Memory usage per top 10x usage per heapy

Junkshops junkshops at gmail.com
Tue Sep 25 17:35:28 EDT 2012


On 9/25/2012 2:17 PM, Oscar Benjamin wrote:
> I don't know whether it would be better or worse but it might be worth 
> seeing what happens if you replace the FileContext objects with tuples.
I originally used a string, and it was slightly better since you don't 
have the object overhead, but I wanted to code to an interface for the 
context information so started a Context abstract class that FileContext 
inherits from (both have __slots__ set). Using an object without 
__slots__ set was a disaster. However, the difference between a string 
and an object with __slots__ isn't severe.

>
> I can't see anything wrong with that but then I'm not sure if the 
> lambda function always keeps its frame alive.
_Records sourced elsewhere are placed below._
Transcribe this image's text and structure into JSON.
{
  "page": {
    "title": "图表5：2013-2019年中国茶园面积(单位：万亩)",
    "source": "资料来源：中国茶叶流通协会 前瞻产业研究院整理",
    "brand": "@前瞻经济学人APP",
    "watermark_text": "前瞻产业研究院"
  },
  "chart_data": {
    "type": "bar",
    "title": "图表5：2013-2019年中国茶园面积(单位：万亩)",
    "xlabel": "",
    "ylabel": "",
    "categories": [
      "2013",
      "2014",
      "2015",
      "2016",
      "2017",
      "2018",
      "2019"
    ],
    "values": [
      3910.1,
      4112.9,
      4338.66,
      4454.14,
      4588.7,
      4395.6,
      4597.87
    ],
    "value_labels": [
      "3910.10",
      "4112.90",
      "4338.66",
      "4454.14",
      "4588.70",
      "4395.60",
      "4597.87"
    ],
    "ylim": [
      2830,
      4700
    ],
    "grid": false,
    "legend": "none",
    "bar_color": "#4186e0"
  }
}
If there's only that one 
> line in the __init__ function then I'd expect it to be fine.

That's it, I'm afraid.

>
> Perhaps you could see what objgraph comes up with:
> http://pypi.python.org/pypi/objgraph
>
> So far as I know objgraph doesn't tell you how big objects are but it 
> does give a nice graphical representation of which objects are alive 
> and which other objects they are referenced by. You might find that 
> some other object is kept alive that you didn't expect.
>
I'll give it a shot and see what happens.